United States approvals process for clinical testing of vaccines
| Preclinical |
Toxicology, pharmacokinetic data to support safety and efficacy in humans An Investigational New Drug application is submitted to the FDA containing preclinical data, full manufacturing details, previous clinical experience, and proposed clinical trial protocol. If no safety concerns are found after FDA review, clinical trials may proceed. |
| Phase I |
The objective is to assess the safety and dosage of vaccine in humans. If possible, data are also collected on the capacity of the vaccine to produce an immune response. The study population involves a small group ( If no safety concerns and serious side effects reported, vaccine progresses to phase II. |
| Phase II |
The objective is to provide a clinically significant outcome on the safety, efficacy, and immunogenicity of the vaccine. Preparation, optimal dosage, and schedule of vaccine are identified. The study population involves hundreds of recruits from the target population of vaccine. Study design is a single‐blind or double‐blind RCT where the vaccine can be tested against a placebo or another vaccine. Multiple phase II trials may be conducted to address impact of each variable (dosage, schedule, and demographics). These follow stringent go/no‐go criteria to avoid unnecessary injection of an ineffective vaccine in larger and more costly phase III trials. |
| Phase III |
The objective is to provide definitive data on the safety and efficacy of vaccine with a much larger and more defined sample size. The most common end point for this phase is a decrease in the occurrence of disease but other immunological correlates of protection may apply. The study population involves recruiting thousands of participants from the target population. The study site of such a large‐scale trial must have extensive epidemiological data; this trial is usually conducted at multiple centers to test the vaccine in different conditions and populations. The study design follows the single‐blind or double‐blind RCT format. This phase also allows the FDA to assess the manufacturing process of the vaccine such that it is produced reliably and consistently. |
| BLA Submission |
The BLA is a comprehensive submission of the preclinical and clinical data on the vaccine as well as details of its manufacturing process. Once the BLA is submitted by the manufacturer, the FDA evaluates the data to determine if the potential benefits of the vaccine outweigh the risks. Upon approval, the manufacturer is granted a license to market the vaccine to the approved population. The FDA may also solicit the opinion of the VRBPAC during this process.
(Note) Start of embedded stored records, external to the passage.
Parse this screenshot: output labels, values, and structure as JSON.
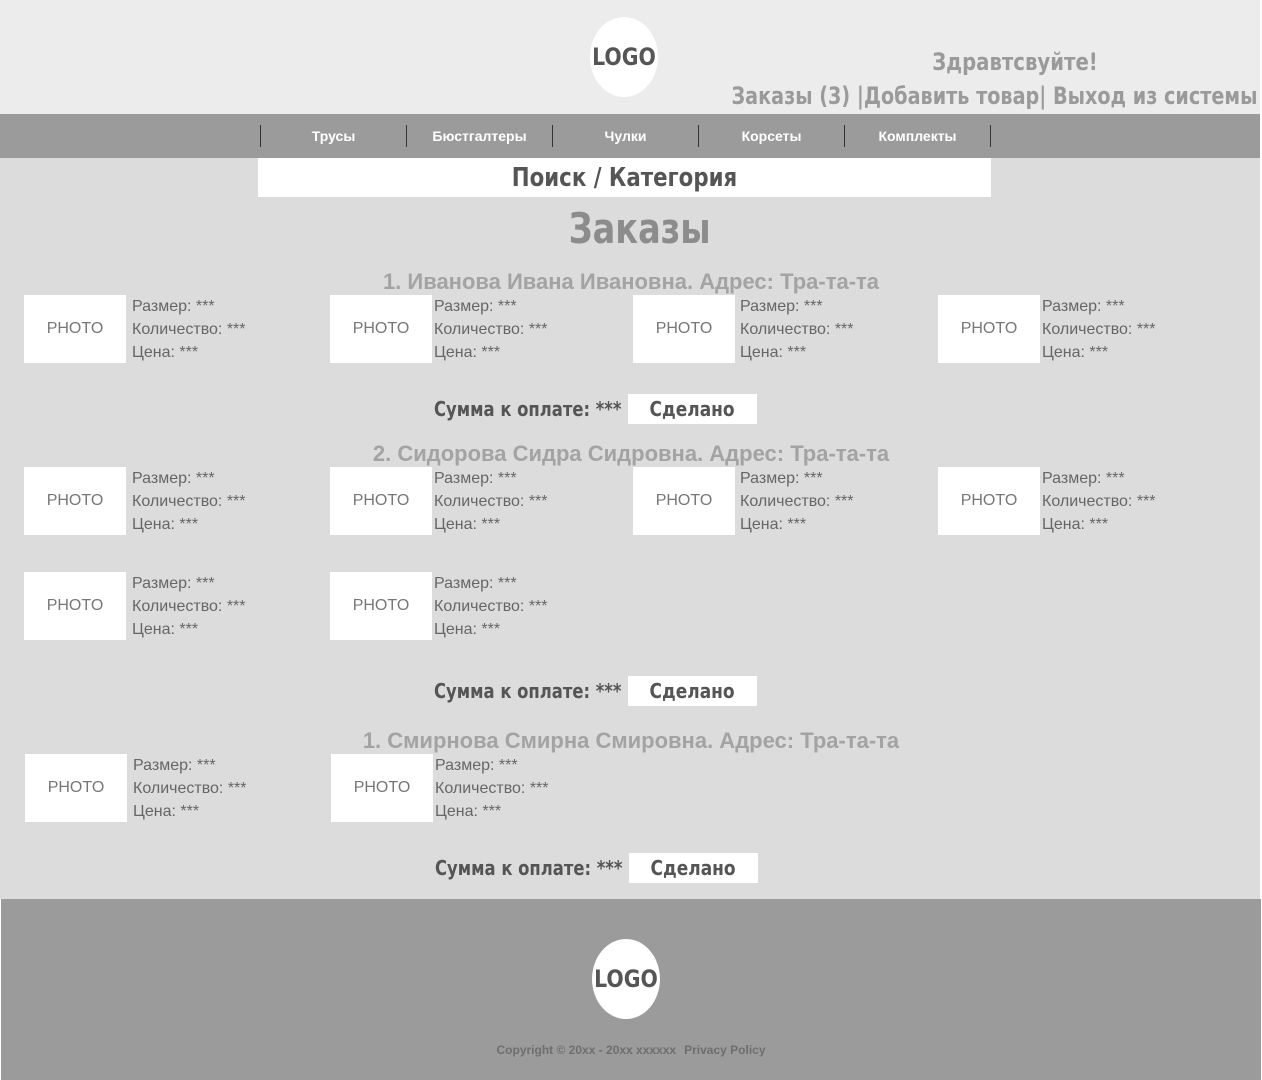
{
  "header": {
    "logo": "LOGO",
    "greeting": "Здравтсвуйте!",
    "orders_link": "Заказы (3)",
    "separator1": " |",
    "add_product_link": "Добавить товар",
    "separator2": "| ",
    "logout_link": "Выход из системы"
  },
  "nav": {
    "items": [
      "Трусы",
      "Бюстгалтеры",
      "Чулки",
      "Корсеты",
      "Комплекты"
    ]
  },
  "search": {
    "label": "Поиск / Категория"
  },
  "page_title": "Заказы",
  "orders": [
    {
      "title": "1. Иванова Ивана Ивановна. Адрес: Тра-та-та",
      "items": [
        {
          "photo": "PHOTO",
          "size": "Размер: ***",
          "qty": "Количество: ***",
          "price": "Цена: ***"
        },
        {
          "photo": "PHOTO",
          "size": "Размер: ***",
          "qty": "Количество: ***",
          "price": "Цена: ***"
        },
        {
          "photo": "PHOTO",
          "size": "Размер: ***",
          "qty": "Количество: ***",
          "price": "Цена: ***"
        },
        {
          "photo": "PHOTO",
          "size": "Размер: ***",
          "qty": "Количество: ***",
          "price": "Цена: ***"
        }
      ],
      "sum": "Сумма к оплате: ***",
      "done": "Сделано"
    },
    {
      "title": "2. Сидорова Сидра Сидровна. Адрес: Тра-та-та",
      "items": [
        {
          "photo": "PHOTO",
          "size": "Размер: ***",
          "qty": "Количество: ***",
          "price": "Цена: ***"
        },
        {
          "photo": "PHOTO",
          "size": "Размер: ***",
          "qty": "Количество: ***",
          "price": "Цена: ***"
        },
        {
          "photo": "PHOTO",
          "size": "Размер: ***",
          "qty": "Количество: ***",
          "price": "Цена: ***"
        },
        {
          "photo": "PHOTO",
          "size": "Размер: ***",
          "qty": "Количество: ***",
          "price": "Цена: ***"
        },
        {
          "photo": "PHOTO",
          "size": "Размер: ***",
          "qty": "Количество: ***",
          "price": "Цена: ***"
        },
        {
          "photo": "PHOTO",
          "size": "Размер: ***",
          "qty": "Количество: ***",
          "price": "Цена: ***"
        }
      ],
      "sum": "Сумма к оплате: ***",
      "done": "Сделано"
    },
    {
      "title": "1. Смирнова Смирна Смировна. Адрес: Тра-та-та",
      "items": [
        {
          "photo": "PHOTO",
          "size": "Размер: ***",
          "qty": "Количество: ***",
          "price": "Цена: ***"
        },
        {
          "photo": "PHOTO",
          "size": "Размер: ***",
          "qty": "Количество: ***",
          "price": "Цена: ***"
        }
      ],
      "sum": "Сумма к оплате: ***",
      "done": "Сделано"
    }
  ],
  "footer": {
    "logo": "LOGO",
    "copyright": "Copyright © 20xx - 20xx xxxxxx",
    "privacy": "Privacy Policy"
  },
  "colors": {
    "header_bg": "#ececec",
    "nav_bg": "#9b9b9b",
    "main_bg": "#dcdcdc",
    "footer_bg": "#9b9b9b"
  }
}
This is a group of outside, independent experts from various scientific and public health disciplines. |
| Phase IV |
These are postapproval studies that aim to gather additional data on safety and efficacy of the vaccine. By assessing the vaccine in real‐life scenarios, the studies can assess the long‐term side effects as well as discover potential rare side effects that may have been missed in earlier trials. The study design for this trial is usually either a case‐control study or an observational cohort study. |
BLA, Biologics License Application; RCT, randomized controlled trial; VRBPAC, Vaccine and Related Biological Products Advisory Committee.
Adapted from Guidance provided by the FDA Center for Biologics and Vaccine Research.